La violencia en los territorios indígenas aumenta día a día. Contra esos 700.000 colombianos que viven, trabajan y defienden su patrimonio cultural y ambiental, la guerra irregular es más bárbara y sangrienta. Cauca y Putumayo, donde la población indígena es predominante, han sido bloqueados por el conflicto; la Sierra Nevada de Santa Marta está paralizada; el Alto Sinú, destrozado; el sur del Tolima, invadido. Hace un año llegaron a Cali 60.000 marchistas pidiendo paz y respeto; hace una semana concluyó en Ibagué otra gran minga exigiendo lo mismo. Los medios reseñan los hechos acentuando el lado pintoresco, para desvirtuar las denuncias. Y la sangre y el dolor siguen su marcha: sólo en el presente año han asesinado 66 indígenas, 11 han sido desaparecidos; miles y miles desplazados y 10 pueblos fumigados con glifosato, según la Organización Nacional Indígena de Colombia (ONIC). La historia es larga y se puede ver en el sufrimiento de los kancuamos que habitan en la Sierra Nevada por el lado de Valledupar: en los últimos 12 años han sido asesinados 240 miembros de la comunidad. La pregunta es obligada: ¿Se ha declarado la guerra a los indígenas? ¿De qué guerra se trata? ¿Quién la hace? ¿Qué busca?
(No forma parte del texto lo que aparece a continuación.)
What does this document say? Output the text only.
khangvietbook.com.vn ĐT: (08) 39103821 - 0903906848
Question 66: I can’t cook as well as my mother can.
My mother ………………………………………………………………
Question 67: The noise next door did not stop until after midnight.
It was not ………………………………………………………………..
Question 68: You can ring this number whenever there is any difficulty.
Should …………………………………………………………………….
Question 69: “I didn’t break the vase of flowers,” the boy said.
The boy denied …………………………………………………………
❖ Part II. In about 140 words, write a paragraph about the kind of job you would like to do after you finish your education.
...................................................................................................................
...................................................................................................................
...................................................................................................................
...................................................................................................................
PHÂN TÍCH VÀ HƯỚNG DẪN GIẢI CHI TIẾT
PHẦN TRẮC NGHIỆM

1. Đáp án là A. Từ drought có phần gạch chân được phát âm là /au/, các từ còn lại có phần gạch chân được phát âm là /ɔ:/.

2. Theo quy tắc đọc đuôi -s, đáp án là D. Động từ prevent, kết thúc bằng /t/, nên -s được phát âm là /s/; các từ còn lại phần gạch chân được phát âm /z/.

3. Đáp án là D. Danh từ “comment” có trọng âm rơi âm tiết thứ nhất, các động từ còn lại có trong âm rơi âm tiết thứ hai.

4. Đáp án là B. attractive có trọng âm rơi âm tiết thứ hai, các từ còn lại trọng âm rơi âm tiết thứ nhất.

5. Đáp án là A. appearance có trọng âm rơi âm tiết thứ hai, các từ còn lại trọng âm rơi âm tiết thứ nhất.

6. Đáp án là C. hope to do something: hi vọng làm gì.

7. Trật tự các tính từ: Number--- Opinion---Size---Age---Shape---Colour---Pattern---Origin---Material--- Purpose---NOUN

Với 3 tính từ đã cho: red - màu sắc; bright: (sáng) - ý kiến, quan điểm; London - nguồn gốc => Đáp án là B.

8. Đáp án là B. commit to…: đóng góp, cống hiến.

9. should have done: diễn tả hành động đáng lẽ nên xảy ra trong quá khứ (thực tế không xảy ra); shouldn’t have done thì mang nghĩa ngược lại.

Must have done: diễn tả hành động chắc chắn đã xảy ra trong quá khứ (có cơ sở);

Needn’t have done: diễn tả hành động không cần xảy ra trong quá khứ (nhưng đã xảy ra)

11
No se puede uno contentar con la explicación oficial de que lo que pasa es que el terrorismo nos afecta a todos.

 

Hace un año se reunió en Chile el National Intelligence Council (NIC) de Estados Unidos, un organismo especializado en inteligencia estratégica, para pensar en la América Latina del año 2020, que inspira, sin duda, el ambicioso proyecto de Uribe: ‘Visión Colombia II Centenario: 2019’. Cito al NIC: “La emergencia de movimientos indigenistas políticamente organizados puede representar un riesgo para la seguridad regional”, y da ejemplos: Bolivia, Ecuador, México. A Colombia no la incluye, pero dice que el “contagio” puede radicalizar al movimiento indígena en América del Sur hasta convertirlo en una amenaza tan desestabilizadora, como podría ser un “colapso financiero en Brasil” o una “ola de gobiernos antiimperialistas”. El miedo de los expertos tiene nombres propios: Lula, Krishner, Chávez, Evo Morales.

 

Hilando delgado, cabe la muy probable hipótesis de que en Colombia estemos ante una guerra preventiva organizada que busque impedir la radicalización del movimiento indígena. Cierto es que la ONIC acusa de los crímenes a los paramilitares (37,9%), a la Fuerza Pública (24,0%), a la guerrilla (15,2%) y a “otros grupos criminales” sin identificar (22,7%). Pero la guerra irregular tiene una lógica, y el primer objeto de la nuestra es en el campo sembrar el terror para obligar a la gente a desplazarse, y dejar la tierra libre para ser reapropiada. En el caso de los territorios indígenas esta lógica es más cruel y perentoria: ocupan un 20% del país, donde existe buena parte de la oferta ambiental de más alta calidad (agua, bosques, minas), y las autoridades tradicionales tienen jurisdicción sobre ella. Los territorios indígenas están en la mira de los poderes políticos y militares en conflicto y no sólo por la población como recurso estratégico, sino como verdadero botín de guerra. Las minas y la madera ya lo son de hecho, pero muy pronto lo será también el agua. Los territorios indígenas son –por Constitución– inalienables, inembargables e imprescriptibles. Es decir, están por fuera del mercado de tierras y es éste un obstáculo que el capital no tolera. La llamada Ley Forestal, la Ley de Aguas –menos nombrada–, y el TLC tienen cláusulas dirigidas a erosionar o suprimir esas garantías constitucionales. Ni más faltaba, pensarán los padres de estas leyes, que las riquezas que guardan esas tierras las vayan a aprovechar los indios. La ONIC ha denunciado con toda claridad que la política del actual gobierno –para no hablar de los otros– consiste en desmontar los derechos territoriales y desconocer la autonomía indígena, para lo cual “militariza sus territorios, persigue, asesina y judicializa a sus dirigentes, y recorta los presupuestos destinados a las comunidades”.

 

Lo que está sucediendo delante del país, al que se le oculta deliberadamente la tragedia, es el desarrollo de un gran operativo diseñado para destrozar a sangre y fuego los territorios indígenas, base de su autoridad y condición de su futuro.

 

(*) Tomado de: El Espectador

Bogotá, Sábado 3 de Septiembre de 2005.